Alec looked away. A blush crept purple over his ears, the brown length of his neck, his shoulders, the length of him tangled in the sheets. “What price honesty,” he murmured, and laughed.

Ralph gave up the effort of trying to make out Alec’s face from a distance, and climbed back into bed, misjudging the distance deliberately. Alec swatted him off half-heartedly, and let Ralph turn it into a quick bit of tussling. When they’d stopped he was panting from exertion and far less inclined to duck his head.

“Ridiculous man,” he gasped, and kissed Ralph benignly on the brow.

“You must know,” Ralph said as persuasively as he could manage, “that you are beautiful.”

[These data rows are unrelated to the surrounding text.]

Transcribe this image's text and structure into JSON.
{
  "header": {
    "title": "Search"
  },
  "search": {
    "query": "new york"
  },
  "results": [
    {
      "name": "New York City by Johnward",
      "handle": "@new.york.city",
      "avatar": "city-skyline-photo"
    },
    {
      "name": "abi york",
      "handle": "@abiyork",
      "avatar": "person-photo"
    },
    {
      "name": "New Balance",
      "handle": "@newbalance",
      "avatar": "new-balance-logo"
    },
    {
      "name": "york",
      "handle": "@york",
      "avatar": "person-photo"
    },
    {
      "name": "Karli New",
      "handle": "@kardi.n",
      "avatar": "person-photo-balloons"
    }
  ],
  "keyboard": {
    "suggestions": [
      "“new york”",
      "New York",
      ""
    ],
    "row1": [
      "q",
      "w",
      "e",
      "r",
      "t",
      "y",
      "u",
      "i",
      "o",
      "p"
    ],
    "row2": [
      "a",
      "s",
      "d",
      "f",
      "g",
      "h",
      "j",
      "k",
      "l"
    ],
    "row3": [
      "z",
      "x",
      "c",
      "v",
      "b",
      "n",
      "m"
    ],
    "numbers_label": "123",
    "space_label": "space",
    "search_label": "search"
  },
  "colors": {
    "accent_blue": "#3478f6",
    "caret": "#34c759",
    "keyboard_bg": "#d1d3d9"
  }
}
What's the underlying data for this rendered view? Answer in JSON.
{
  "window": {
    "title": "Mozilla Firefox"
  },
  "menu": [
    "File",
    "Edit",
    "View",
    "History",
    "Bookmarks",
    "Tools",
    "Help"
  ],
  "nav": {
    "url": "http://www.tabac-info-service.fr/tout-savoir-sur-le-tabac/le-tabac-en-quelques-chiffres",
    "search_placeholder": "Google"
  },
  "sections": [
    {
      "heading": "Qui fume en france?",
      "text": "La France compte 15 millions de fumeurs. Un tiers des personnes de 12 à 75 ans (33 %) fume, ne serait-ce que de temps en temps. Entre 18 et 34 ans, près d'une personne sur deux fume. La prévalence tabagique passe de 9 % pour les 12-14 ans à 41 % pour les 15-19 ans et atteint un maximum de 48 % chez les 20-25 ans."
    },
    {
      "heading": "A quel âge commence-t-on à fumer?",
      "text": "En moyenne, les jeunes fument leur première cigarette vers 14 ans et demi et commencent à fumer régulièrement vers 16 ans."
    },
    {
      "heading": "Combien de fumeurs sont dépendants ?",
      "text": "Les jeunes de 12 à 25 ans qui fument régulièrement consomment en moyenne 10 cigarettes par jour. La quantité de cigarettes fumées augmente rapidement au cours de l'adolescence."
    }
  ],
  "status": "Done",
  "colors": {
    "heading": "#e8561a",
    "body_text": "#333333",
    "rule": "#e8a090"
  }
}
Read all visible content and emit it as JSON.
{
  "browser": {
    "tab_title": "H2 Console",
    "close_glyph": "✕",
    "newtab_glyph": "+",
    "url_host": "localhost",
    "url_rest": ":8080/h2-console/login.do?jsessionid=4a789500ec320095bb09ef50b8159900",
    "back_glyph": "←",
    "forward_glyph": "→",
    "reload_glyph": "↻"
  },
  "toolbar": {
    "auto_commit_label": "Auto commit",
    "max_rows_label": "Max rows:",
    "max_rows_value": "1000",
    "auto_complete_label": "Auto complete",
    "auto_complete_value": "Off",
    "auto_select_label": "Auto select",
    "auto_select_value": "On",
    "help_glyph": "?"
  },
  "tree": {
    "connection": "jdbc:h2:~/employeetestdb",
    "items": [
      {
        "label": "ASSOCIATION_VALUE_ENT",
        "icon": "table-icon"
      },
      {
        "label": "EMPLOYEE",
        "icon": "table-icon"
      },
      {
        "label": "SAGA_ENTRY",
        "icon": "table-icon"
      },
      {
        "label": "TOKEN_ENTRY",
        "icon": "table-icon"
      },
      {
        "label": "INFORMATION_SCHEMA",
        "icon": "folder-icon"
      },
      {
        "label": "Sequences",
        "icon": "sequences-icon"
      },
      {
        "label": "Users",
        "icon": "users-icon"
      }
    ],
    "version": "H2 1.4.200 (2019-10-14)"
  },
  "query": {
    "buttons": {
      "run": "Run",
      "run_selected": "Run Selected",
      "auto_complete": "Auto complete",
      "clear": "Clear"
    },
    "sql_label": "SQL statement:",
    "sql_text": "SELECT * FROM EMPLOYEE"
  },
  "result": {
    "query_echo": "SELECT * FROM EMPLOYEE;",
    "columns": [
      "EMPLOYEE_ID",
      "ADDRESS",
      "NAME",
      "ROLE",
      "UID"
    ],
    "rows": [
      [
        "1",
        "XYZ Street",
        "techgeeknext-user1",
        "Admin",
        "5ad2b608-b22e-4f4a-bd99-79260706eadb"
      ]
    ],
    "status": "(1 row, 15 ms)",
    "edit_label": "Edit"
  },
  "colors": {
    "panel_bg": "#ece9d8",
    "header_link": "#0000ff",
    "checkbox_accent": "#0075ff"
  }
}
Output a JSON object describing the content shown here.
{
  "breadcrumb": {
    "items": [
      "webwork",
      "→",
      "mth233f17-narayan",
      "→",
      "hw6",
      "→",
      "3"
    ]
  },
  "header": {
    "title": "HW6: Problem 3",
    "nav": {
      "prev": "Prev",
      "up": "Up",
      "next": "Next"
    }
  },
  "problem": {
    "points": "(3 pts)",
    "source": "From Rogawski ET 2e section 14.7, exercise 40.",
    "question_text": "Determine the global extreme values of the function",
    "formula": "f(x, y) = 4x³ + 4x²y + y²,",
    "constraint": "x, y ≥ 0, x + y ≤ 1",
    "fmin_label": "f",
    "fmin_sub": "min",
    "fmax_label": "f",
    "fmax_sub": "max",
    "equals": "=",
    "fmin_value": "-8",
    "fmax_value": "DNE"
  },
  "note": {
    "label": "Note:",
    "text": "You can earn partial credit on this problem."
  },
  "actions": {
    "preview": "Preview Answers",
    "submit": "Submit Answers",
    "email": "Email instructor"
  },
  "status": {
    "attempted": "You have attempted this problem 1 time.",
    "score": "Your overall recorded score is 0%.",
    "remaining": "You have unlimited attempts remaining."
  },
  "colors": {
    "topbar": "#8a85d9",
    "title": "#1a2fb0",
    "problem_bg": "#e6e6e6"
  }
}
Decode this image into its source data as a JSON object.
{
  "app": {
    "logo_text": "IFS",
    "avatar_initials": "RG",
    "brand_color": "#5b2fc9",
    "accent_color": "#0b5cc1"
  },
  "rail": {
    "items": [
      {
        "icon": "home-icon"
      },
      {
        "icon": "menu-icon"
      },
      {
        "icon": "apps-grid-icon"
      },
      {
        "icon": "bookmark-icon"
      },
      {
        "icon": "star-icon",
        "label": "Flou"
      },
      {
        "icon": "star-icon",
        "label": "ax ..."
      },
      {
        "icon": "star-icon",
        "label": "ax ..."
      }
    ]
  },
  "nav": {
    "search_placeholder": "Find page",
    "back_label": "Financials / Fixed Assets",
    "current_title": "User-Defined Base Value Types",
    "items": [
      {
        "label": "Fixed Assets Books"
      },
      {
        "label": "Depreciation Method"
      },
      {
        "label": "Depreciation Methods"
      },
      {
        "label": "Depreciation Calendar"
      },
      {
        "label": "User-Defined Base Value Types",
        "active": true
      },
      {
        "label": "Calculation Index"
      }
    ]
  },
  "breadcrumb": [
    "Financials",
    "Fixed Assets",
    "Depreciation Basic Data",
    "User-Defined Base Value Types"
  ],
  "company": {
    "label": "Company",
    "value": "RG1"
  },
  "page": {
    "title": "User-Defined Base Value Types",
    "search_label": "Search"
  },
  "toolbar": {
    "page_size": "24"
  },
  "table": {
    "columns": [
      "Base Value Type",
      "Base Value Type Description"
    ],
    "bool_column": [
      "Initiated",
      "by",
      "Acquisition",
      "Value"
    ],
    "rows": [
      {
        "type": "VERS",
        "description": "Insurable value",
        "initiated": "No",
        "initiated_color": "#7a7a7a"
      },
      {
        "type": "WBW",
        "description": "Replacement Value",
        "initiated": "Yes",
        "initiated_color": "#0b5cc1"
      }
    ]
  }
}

“You do piffle a lot,” Alec said irritably, and fought his way clear of the tangle of limbs.

Late grower, Ralph diagnosed. Probably a runty little twirp at school, unaccustomed to having his looks mentioned save by way of a joke, prides himself on his indifference to the matter which is anything but sincere. But he knew well enough that he moved well, and was easy in his skin. Late and vast growth-spurt, then, and the movement looked deliberate because it was. Ralph, compact from childhood and accustomed to his present height from age fourteen or thereabouts, felt a sudden rush of fondness towards Alec, newly reimagined as a coltish sixth-former.

“My dear,” he said, taking care to keep his voice level, “I would have crawled if you’d wanted me to. Adopting a few mannerisms was much easier on my trousers.”

He would have. He had very little time for the frills most people attached to sex, and would have nearly died rather than admitting he was a romantic, but he had seen Alec in the harsh unflattering gaslight of the _Pearl_ and it had been some moments before he could rejoin or even comprehend conversation. By then he had already made his decisions. Later he had crept away into the night before his absence could invite comment, feeling light and joyous like an antique athlete who had won the Triple Crown in the Olympics.

And now the man sat in front of him and refused to know how he was valued. Well, no matter, Ralph had time and little intention, now that he’d laid hands on him again, of letting Alec get away.

“Pass me the fags,” he said, and was careful to not grasp Alec along with the proffered cigarettes. He leaned an elbow on the window-frame and sent the smoke winding out into the sky. It had got dark while they made love and dozed and spoke. A snatch of Eliot floated into his head and he smiled out at the harbour.

Alec said in a cool, hard voice, “It’s time I got back.”

Ralph nodded, said, “You’ll find your way back? I’ll give you directions if you want.” He smoked the first cigarette down to the butt and began on another. Behind him Alec got dressed, consciously smoothed down his clothes, hopped around trying to step into his shoes, and hesitated before the door.

“Is it going to be another six months?”

“I’ll see you tomorrow,” Ralph promised, tipping back into the sheets and staring at Alec upside-down. “Come here, then. Come and say goodbye to me."

**Author's Note:**

> Title stolen from The Love Song of Alfred J. Prufrock. Various lines nicked from The Charioteer and applied inappropriately.